The design of Japanese houses is explored here as a series of inquiries and arguments as to how life may be defined or transformed by the space of the home.

It’s not, however, the story of how the majority of Japanese people live. One of the main objectives of the exhibition is to celebrate the awkward and contrary, the exceptions that collectively provide an inverse image of postwar mass society in Japan. As MOMAT curator Kenjiro Hosaka puts it in his catalogue essay “On the Geneologies of the Japanese House after 1945,” “Japanese houses criticize.” Taking the term “geneology” from Michel Foucault, who in turn took it from Friedrich Nietzsche’s dismantling of Christian morality and Western philosophy, the exhibition as a whole is presented as an extended exploration of the house as a form of discourse, with propositions, rebuttals, anecdotes and jokes.

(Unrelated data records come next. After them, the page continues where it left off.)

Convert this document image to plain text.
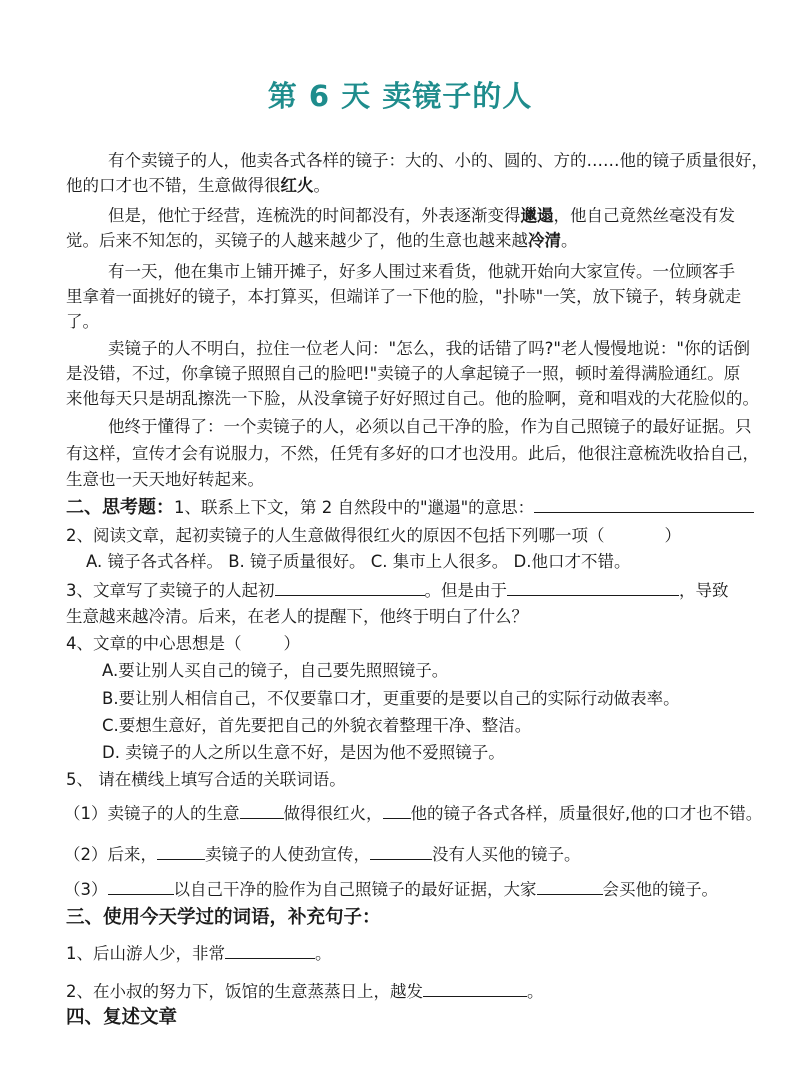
第 6 天 卖镜子的人
有个卖镜子的人，他卖各式各样的镜子：大的、小的、圆的、方的……他的镜子质量很好，
他的口才也不错，生意做得很红火。
但是，他忙于经营，连梳洗的时间都没有，外表逐渐变得邋遢，他自己竟然丝毫没有发
觉。后来不知怎的，买镜子的人越来越少了，他的生意也越来越冷清。
有一天，他在集市上铺开摊子，好多人围过来看货，他就开始向大家宣传。一位顾客手
里拿着一面挑好的镜子，本打算买，但端详了一下他的脸，"扑哧"一笑，放下镜子，转身就走
了。
卖镜子的人不明白，拉住一位老人问："怎么，我的话错了吗?"老人慢慢地说："你的话倒
是没错，不过，你拿镜子照照自己的脸吧!"卖镜子的人拿起镜子一照，顿时羞得满脸通红。原
来他每天只是胡乱擦洗一下脸，从没拿镜子好好照过自己。他的脸啊，竟和唱戏的大花脸似的。
他终于懂得了：一个卖镜子的人，必须以自己干净的脸，作为自己照镜子的最好证据。只
有这样，宣传才会有说服力，不然，任凭有多好的口才也没用。此后，他很注意梳洗收拾自己，
生意也一天天地好转起来。
二、思考题：1、联系上下文，第 2 自然段中的"邋遢"的意思：
2、阅读文章，起初卖镜子的人生意做得很红火的原因不包括下列哪一项（	）
A. 镜子各式各样。 B. 镜子质量很好。 C. 集市上人很多。 D.他口才不错。
3、文章写了卖镜子的人起初	。但是由于	，导致
生意越来越冷清。后来，在老人的提醒下，他终于明白了什么？
4、文章的中心思想是（	）
A.要让别人买自己的镜子，自己要先照照镜子。
B.要让别人相信自己，不仅要靠口才，更重要的是要以自己的实际行动做表率。
C.要想生意好，首先要把自己的外貌衣着整理干净、整洁。
D. 卖镜子的人之所以生意不好，是因为他不爱照镜子。
5、 请在横线上填写合适的关联词语。
（1）卖镜子的人的生意	做得很红火， 他的镜子各式各样，质量很好,他的口才也不错。
（2）后来，	卖镜子的人使劲宣传，	没有人买他的镜子。
（3）	以自己干净的脸作为自己照镜子的最好证据，大家	会买他的镜子。
三、使用今天学过的词语，补充句子：
1、后山游人少，非常	。
2、在小叔的努力下，饭馆的生意蒸蒸日上，越发	。
四、复述文章
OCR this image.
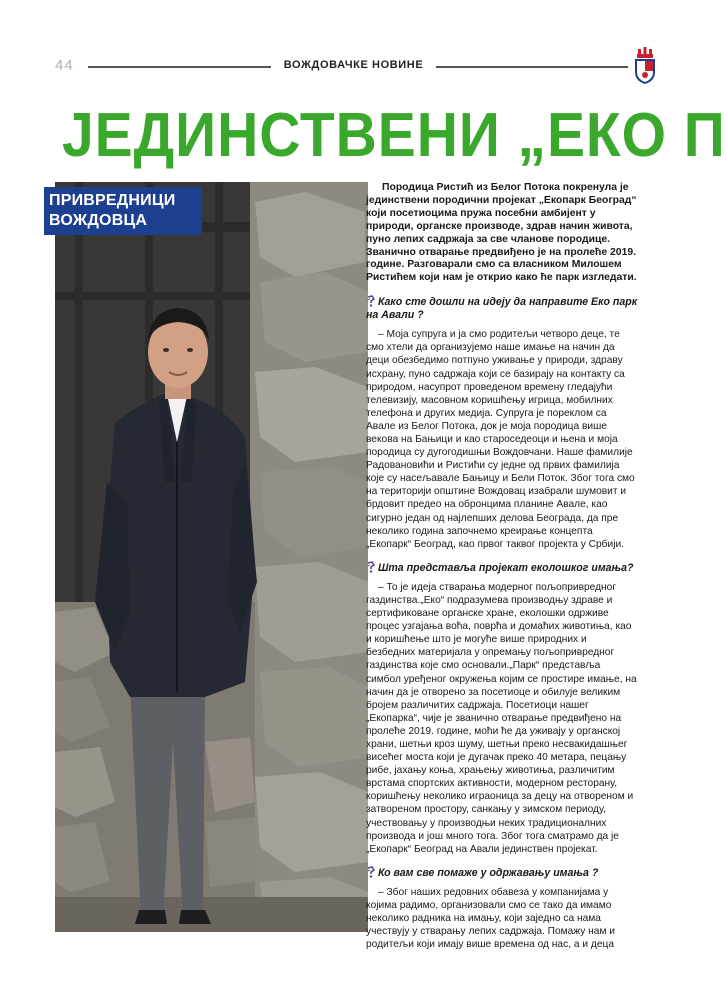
44	ВОЖДОВАЧКЕ НОВИНЕ
ЈЕДИНСТВЕНИ „ЕКО П
ПРИВРЕДНИЦИ
ВОЖДОВЦА

Породица Ристић из Белог Потока покренула је јединствени породични пројекат „Екопарк Београд“ који посетиоцима пружа посебни амбијент у природи, органске производе, здрав начин живота, пуно лепих садржаја за све чланове породице. Званично отварање предвиђено је на пролеће 2019. године. Разговарали смо са власником Милошем Ристићем који нам је открио како ће парк изгледати.

Како сте дошли на идеју да направите Еко парк на Авали ?

– Моја супруга и ја смо родитељи четворо деце, те смо хтели да организујемо наше имање на начин да деци обезбедимо потпуно уживање у природи, здраву исхрану, пуно садржаја који се базирају на контакту са природом, насупрот проведеном времену гледајући телевизију, масовном коришћењу игрица, мобилних телефона и других медија. Супруга је пореклом са Авале из Белог Потока, док је моја породица више векова на Бањици и као староседеоци и њена и моја породица су дугогодишњи Вождовчани. Наше фамилије Радовановићи и Ристићи су једне од првих фамилија које су насељавале Бањицу и Бели Поток. Због тога смо на територији општине Вождовац изабрали шумовит и брдовит предео на обронцима планине Авале, као сигурно један од најлепших делова Београда, да пре неколико година започнемо креирање концепта „Екопарк“ Београд, као првог таквог пројекта у Србији.

Шта представља пројекат еколошког имања?

– То је идеја стварања модерног пољопривредног газдинства.„Еко“ подразумева производњу здраве и сертификоване органске хране, еколошки одрживе процес узгајања воћа, поврћа и домаћих животиња, као и коришћење што је могуће више природних и безбедних материјала у опремању пољопривредног газдинства које смо основали.„Парк“ представља симбол уређеног окружења којим се простире имање, на начин да је отворено за посетиоце и обилује великим бројем различитих садржаја. Посетиоци нашег „Екопарка“, чије је званично отварање предвиђено на пролеће 2019. године, моћи ће да уживају у органској храни, шетњи кроз шуму, шетњи преко несвакидашњег висећег моста који је дугачак преко 40 метара, пецању рибе, јахању коња, храњењу животиња, различитим врстама спортских активности, модерном ресторану, коришћењу неколико играоница за децу на отвореном и затвореном простору, санкању у зимском периоду, учествовању у производњи неких традиционалних производа и још много тога. Због тога сматрамо да је „Екопарк“ Београд на Авали јединствен пројекат.

Ко вам све помаже у одржавању имања ?

– Због наших редовних обавеза у компанијама у којима радимо, организовали смо се тако да имамо неколико радника на имању, који заједно са нама учествују у стварању лепих садржаја. Помажу нам и родитељи који имају више времена од нас, а и деца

The first section, “Japaneseness,” offers visitors examples of Japanese modern, such as Kenzo Tange’s 1953 house, which was laid out in shinden-zukuri style, an aristocratic Heian Period (794- 1185) design. Seiichi Shirai’s single-story estate featured borrowed scenery through the opening of shoji, a library with tokonoma (a built-in recessed space in a reception room) and a gatehouse. Black-and-white photography and the ordered minimalism of these hybrid traditional/modern spaces is a match made in utopia, giving us a vision of paradisiacal social organization in harmony with nature. However, the text that introduces the section provides a lively demolition of “Japaneseness” as a normative term.

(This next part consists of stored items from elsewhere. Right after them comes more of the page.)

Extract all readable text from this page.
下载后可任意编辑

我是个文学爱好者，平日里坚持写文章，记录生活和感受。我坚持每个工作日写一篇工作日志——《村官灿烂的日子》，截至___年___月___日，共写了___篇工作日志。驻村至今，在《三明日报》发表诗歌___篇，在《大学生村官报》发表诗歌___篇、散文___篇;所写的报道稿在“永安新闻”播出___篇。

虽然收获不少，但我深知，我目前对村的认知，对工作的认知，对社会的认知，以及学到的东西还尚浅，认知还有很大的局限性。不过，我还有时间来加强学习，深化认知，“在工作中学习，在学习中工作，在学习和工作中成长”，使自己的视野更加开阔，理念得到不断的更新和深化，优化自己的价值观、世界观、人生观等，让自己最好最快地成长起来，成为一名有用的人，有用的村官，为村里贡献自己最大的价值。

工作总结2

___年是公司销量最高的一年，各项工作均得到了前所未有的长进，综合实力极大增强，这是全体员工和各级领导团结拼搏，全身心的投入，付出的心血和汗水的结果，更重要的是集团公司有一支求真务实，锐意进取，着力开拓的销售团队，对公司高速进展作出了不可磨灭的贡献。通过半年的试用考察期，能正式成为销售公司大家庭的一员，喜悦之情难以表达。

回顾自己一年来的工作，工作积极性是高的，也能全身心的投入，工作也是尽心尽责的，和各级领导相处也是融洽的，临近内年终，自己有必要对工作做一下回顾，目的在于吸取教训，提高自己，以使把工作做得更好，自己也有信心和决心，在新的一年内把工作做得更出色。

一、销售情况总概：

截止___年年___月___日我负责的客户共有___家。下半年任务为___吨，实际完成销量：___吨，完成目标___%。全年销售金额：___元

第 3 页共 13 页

The story of Bruno Taut coming to Japan in 1933 and lauding the austere rectilinear spaces of the Katsura Imperial Villa in Kyoto is not retold, although several stunning images of the villa by Japanese-American photographer Yasuhiro Ishimoto do appear in this section. “There’s no such thing as the Japanese house,” the introductory text panel states, pulling the tatami out from under our feet.